Modern deep neural networks were first popularized in 2012, when AlexNet shattered records in image recognition, identifying objects in pictures far more accurately than did other models. As the name implies, deep neural networks were inspired by the neural connections in brains. Just as bigger-brained animals can solve more complex problems, the ever-bigger neural networks that researchers have fashioned can solve increasingly complicated problems—these huge networks have set records in computer vision, natural-language understanding, and other domains.
The problem now is that deep neural networks are growing too fast. Today, deep neural networks for image recognition require almost 100,000 times as many calculations as AlexNet. The size of modern neural networks built for natural-language processing are similarly worrisome: Researchers have estimated that training the state-of-the-art language generation model GPT-3 took weeks and cost millions of dollars. It also required 190,000 kilowatt-hours of electricity, producing the same amount of CO2 as driving a car a distance roughly equivalent to a trip to the moon and back!
We want a two-step process: Use the flexibility of deep learning to discover things, and then jettison the unneeded complexity by distilling the insights back into concise, efficient equations.
Spending huge amounts of energy in return for the feats that deep neural networks can provide is a trade-off that people have made many times in the last 10 years.
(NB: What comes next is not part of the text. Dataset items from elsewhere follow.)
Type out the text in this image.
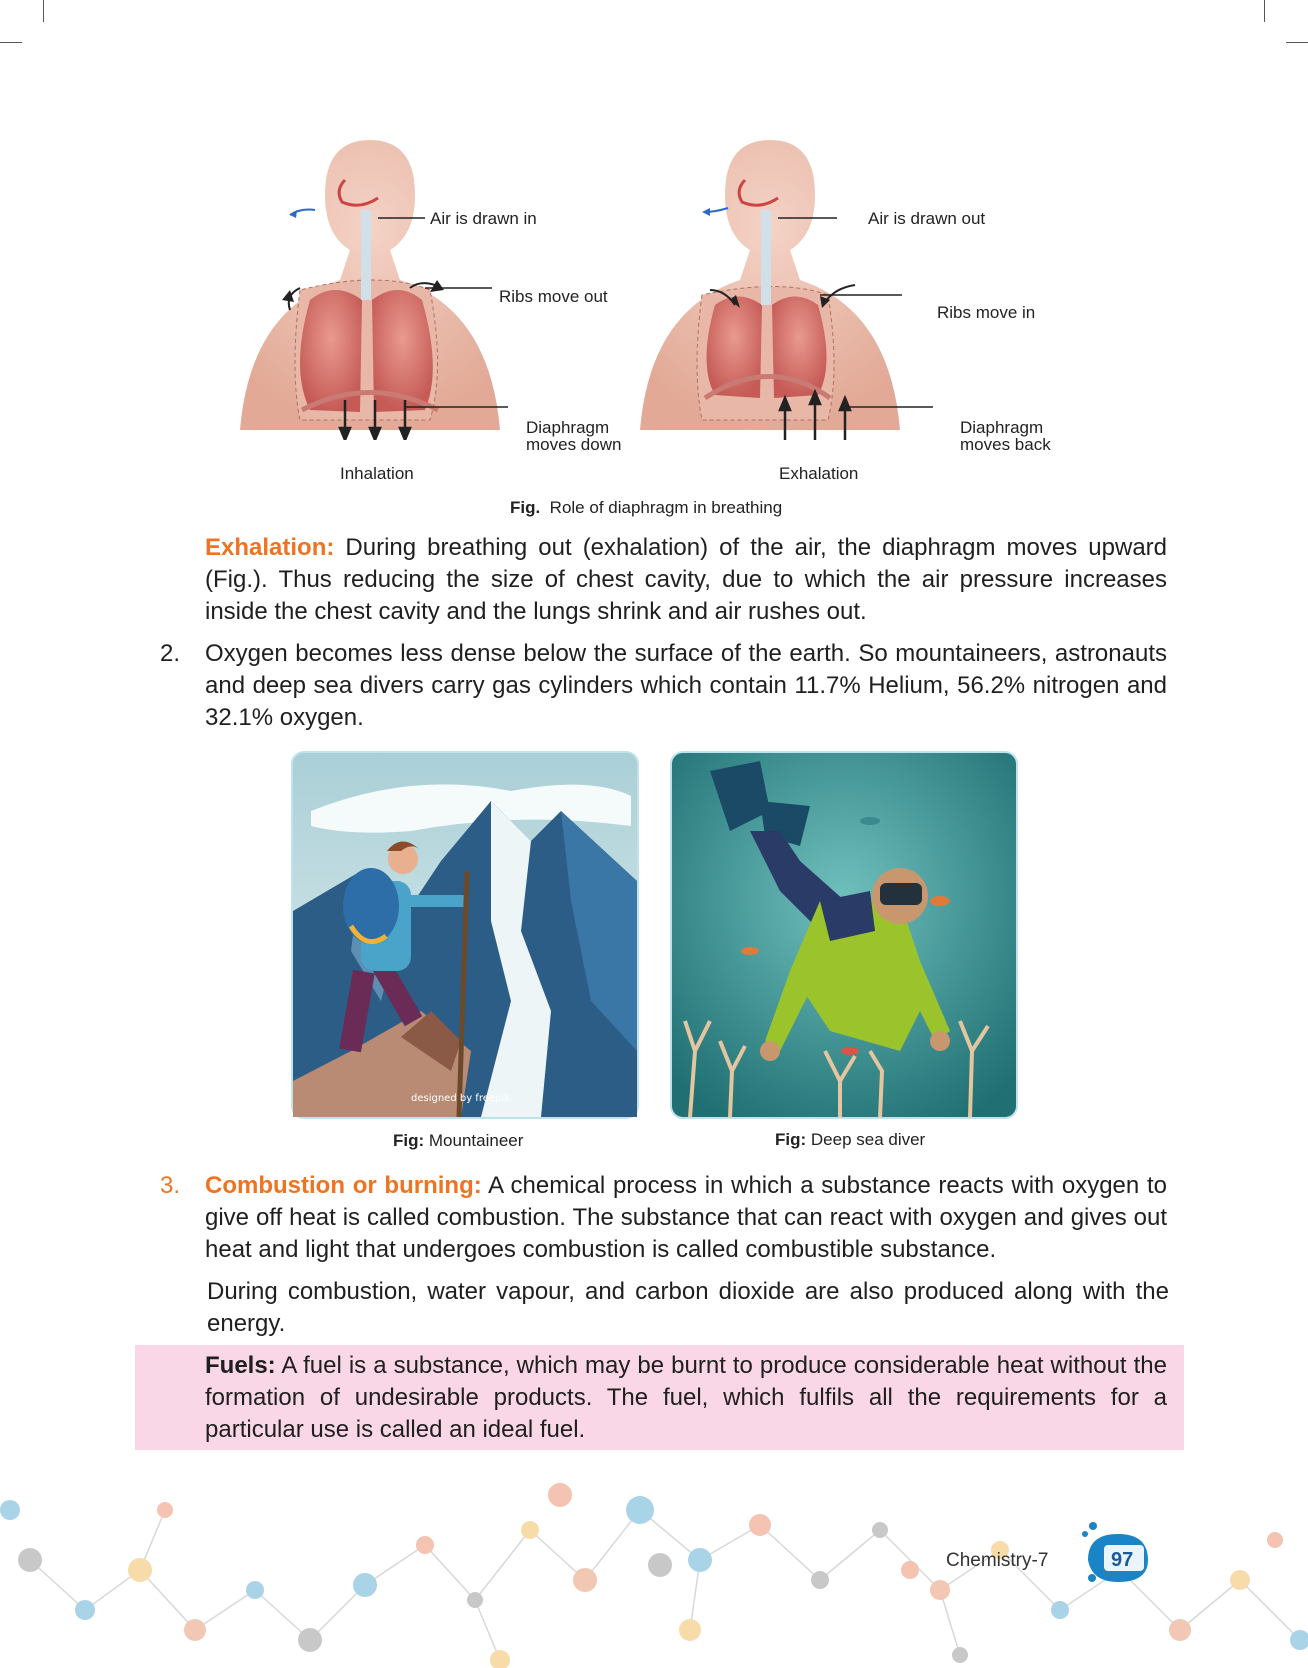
Air is drawn in
Ribs move out
Diaphragm
moves down
Inhalation
Air is drawn out
Ribs move in
Diaphragm
moves back
Exhalation
Fig. Role of diaphragm in breathing
Exhalation: During breathing out (exhalation) of the air, the diaphragm moves upward (Fig.). Thus reducing the size of chest cavity, due to which the air pressure increases inside the chest cavity and the lungs shrink and air rushes out.
2. Oxygen becomes less dense below the surface of the earth. So mountaineers, astronauts and deep sea divers carry gas cylinders which contain 11.7% Helium, 56.2% nitrogen and 32.1% oxygen.
designed by freepik
Fig: Mountaineer	Fig: Deep sea diver
3. Combustion or burning: A chemical process in which a substance reacts with oxygen to give off heat is called combustion. The substance that can react with oxygen and gives out heat and light that undergoes combustion is called combustible substance.
During combustion, water vapour, and carbon dioxide are also produced along with the energy.
Fuels: A fuel is a substance, which may be burnt to produce considerable heat without the formation of undesirable products. The fuel, which fulfils all the requirements for a particular use is called an ideal fuel.
Chemistry-7	97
And that’s understandable, since deep learning often finds solutions that are better than those human ingenuity has produced. But the flexibility that makes this possible requires neural networks to be enormous and inefficient.
If we continue to develop ever bigger networks, as researchers are doing now, society will end up with major new sources of greenhouse gases. We’ll also end up with economic monopolies because only a few companies and organizations will be able to afford to create these systems.
One way that specialists could make their neural networks more efficient is to imitate what’s been done since the dawn of science, which is to turn large amounts of data (observations of the physical world) into equations that describe concisely how the world works. One of us (Udrescu) recently did this, as part of a team that worked out an algorithmic approach for iteratively distilling neural networks down to efficient computational nuggets. The result was exemplified in something called AI Feynman, which turns a set of input-output data into succinct equations that summarize how those data are related.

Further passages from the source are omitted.